A whole bunch of Zynga’s investors unloaded stock in the once high-flying company at $12 back in April. The investors, which largely consisted of Zynga’s key personnel and a few major companies like Google and some private investment firm backers, somehow managed to unload the stock at precisely the right time before it tanked.
Sound suspicious to you? You’re not the only one!
Schubert, Jonckheer, & Kolbe, LLP; Johnson & Weaver, LLP; Bronstein, Gewirtz, & Grossman, LLC; Levi & Korsinsky; and Wohl & Fruchter, LLP have all announced they are actively investigating whether executives and shareholders including CEO Mark Pincus breached their fiduciary duty and broke securities law in selling over $500 million worth of stock in a secondary stock offering this April.
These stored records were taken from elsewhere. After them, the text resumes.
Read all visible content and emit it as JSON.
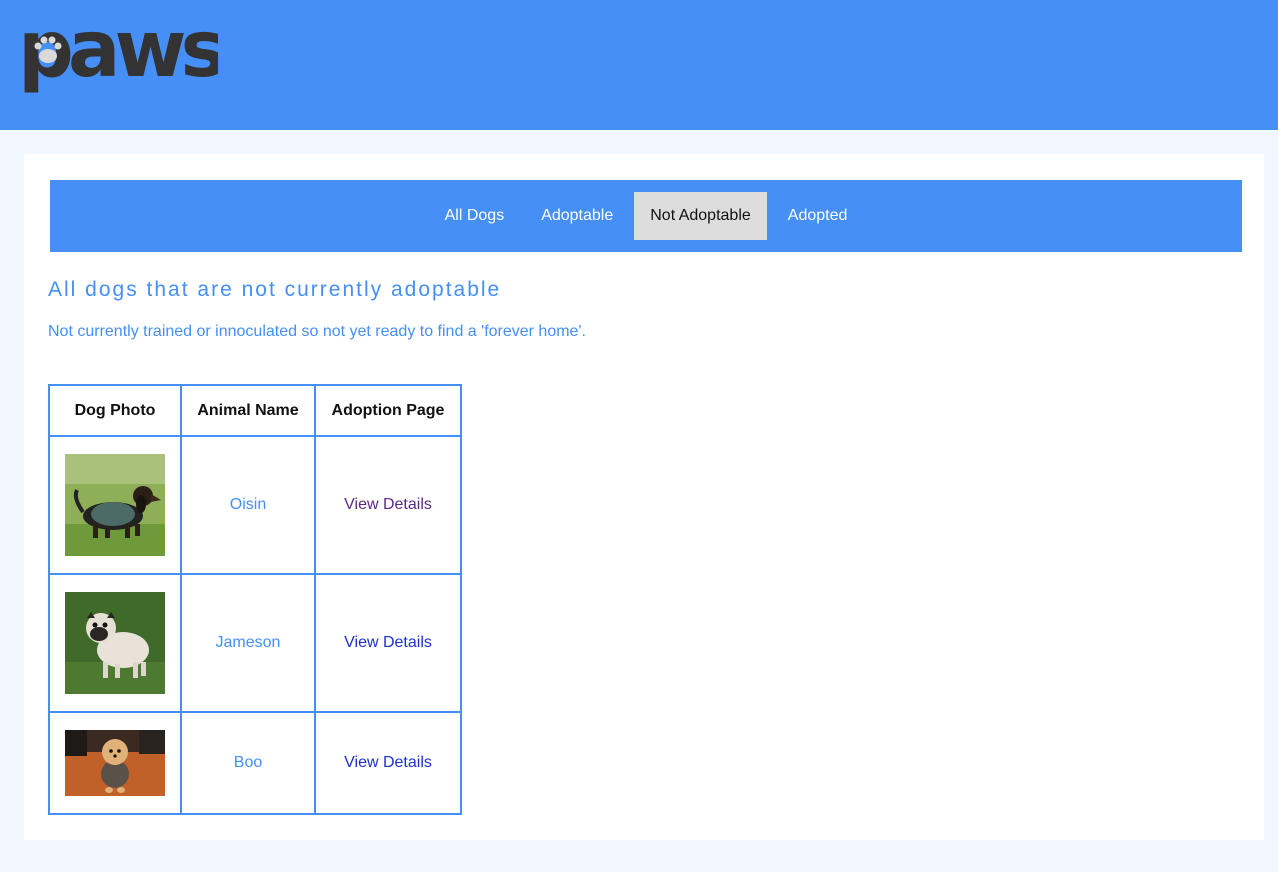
{
  "app": {
    "logo_text": "paws",
    "logo_color": "#333333",
    "brand_color": "#458ff6"
  },
  "nav": {
    "tabs": [
      {
        "label": "All Dogs",
        "active": false
      },
      {
        "label": "Adoptable",
        "active": false
      },
      {
        "label": "Not Adoptable",
        "active": true
      },
      {
        "label": "Adopted",
        "active": false
      }
    ]
  },
  "main": {
    "title": "All dogs that are not currently adoptable",
    "subtitle": "Not currently trained or innoculated so not yet ready to find a 'forever home'.",
    "table": {
      "headers": [
        "Dog Photo",
        "Animal Name",
        "Adoption Page"
      ],
      "rows": [
        {
          "photo": "dachshund-in-sweater-photo",
          "name": "Oisin",
          "link": "View Details",
          "visited": true
        },
        {
          "photo": "pug-photo",
          "name": "Jameson",
          "link": "View Details",
          "visited": false
        },
        {
          "photo": "pomeranian-photo",
          "name": "Boo",
          "link": "View Details",
          "visited": false
        }
      ]
    }
  }
}
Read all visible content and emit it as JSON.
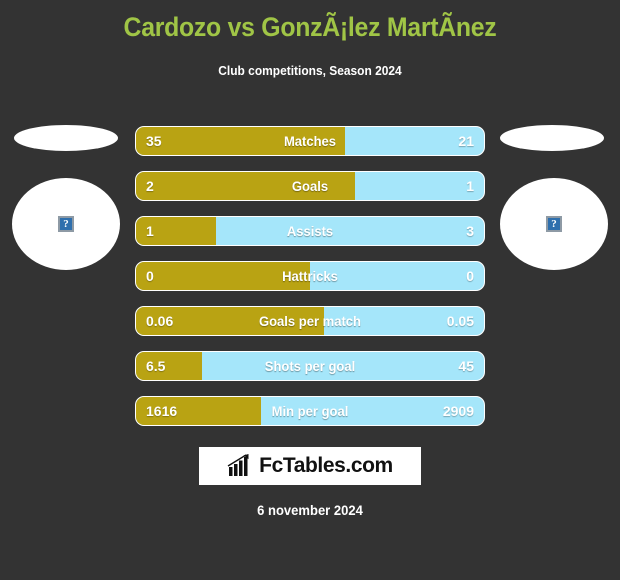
{
  "header": {
    "title": "Cardozo vs GonzÃ¡lez MartÃ­nez",
    "subtitle": "Club competitions, Season 2024"
  },
  "players": {
    "home": {
      "photo_placeholder_icon": "broken-image-icon",
      "placeholder_glyph": "?"
    },
    "away": {
      "photo_placeholder_icon": "broken-image-icon",
      "placeholder_glyph": "?"
    }
  },
  "colors": {
    "background": "#333333",
    "title": "#a0c546",
    "home_bar": "#b9a313",
    "away_bar": "#a5e6fa",
    "text": "#ffffff"
  },
  "footer": {
    "logo_text": "FcTables.com",
    "logo_icon": "bar-chart-arrow-icon",
    "date": "6 november 2024"
  },
  "chart_data": {
    "type": "bar",
    "title": "Cardozo vs GonzÃ¡lez MartÃ­nez",
    "subtitle": "Club competitions, Season 2024",
    "orientation": "horizontal-diverging",
    "series": [
      {
        "name": "Cardozo",
        "color": "#b9a313",
        "values": [
          35,
          2,
          1,
          0,
          0.06,
          6.5,
          1616
        ]
      },
      {
        "name": "GonzÃ¡lez MartÃ­nez",
        "color": "#a5e6fa",
        "values": [
          21,
          1,
          3,
          0,
          0.05,
          45,
          2909
        ]
      }
    ],
    "categories": [
      "Matches",
      "Goals",
      "Assists",
      "Hattricks",
      "Goals per match",
      "Shots per goal",
      "Min per goal"
    ],
    "rows": [
      {
        "label": "Matches",
        "home": "35",
        "away": "21",
        "home_pct": 60
      },
      {
        "label": "Goals",
        "home": "2",
        "away": "1",
        "home_pct": 63
      },
      {
        "label": "Assists",
        "home": "1",
        "away": "3",
        "home_pct": 23
      },
      {
        "label": "Hattricks",
        "home": "0",
        "away": "0",
        "home_pct": 50
      },
      {
        "label": "Goals per match",
        "home": "0.06",
        "away": "0.05",
        "home_pct": 54
      },
      {
        "label": "Shots per goal",
        "home": "6.5",
        "away": "45",
        "home_pct": 19
      },
      {
        "label": "Min per goal",
        "home": "1616",
        "away": "2909",
        "home_pct": 36
      }
    ],
    "xlabel": "",
    "ylabel": "",
    "grid": false,
    "legend": "none"
  }
}
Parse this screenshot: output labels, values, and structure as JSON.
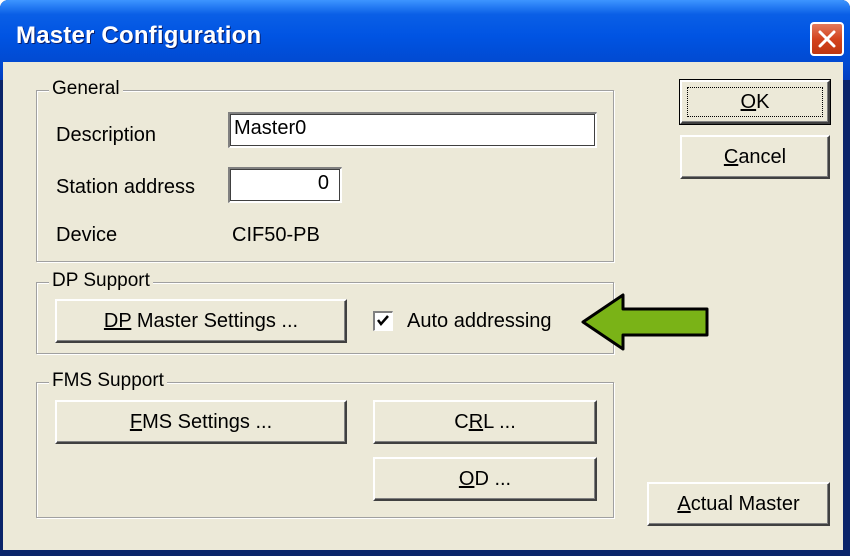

In selling that stock at $12 a share—well above the current $3 share price brought on by the weak earnings report—the executives allegedly “misrepresented and/or failed to disclose materially adverse facts about its business and financial condition.” In other words, they knew this was coming, and they sold their own interests rather than warning the general shareholders.
A lawsuit is pretty much inevitable, although it’s unlikely to turn up any evidence of insider trading. There are just too many outside parties involved — either it’s a total coincidence or Zynga’s insiders ran one hell of a flim-flam to convince outside parties to sell with them hoping nobody would notice. It’s worth noting the price was up after a disappointing IPO, so it probably looked like a good time to unload some of their stock. Worth noting is that everybody involved still kept a substantial majority of their shares, meaning they’ve taken a massive financial beating.
The lawsuit will, however, likely turn up some dirt — Zynga’s stock structure is designed to lock out common shareholders and keep them in the dark, so there’s going to be some transparency that Zynga is not going to enjoy. Mark Pincus, meanwhile, gets to keep $200 million. But at least he’s no longer a billionaire.
Zucks must be totally laughing at his pathetic Maserati collection. HE ONLY HAS FIVE!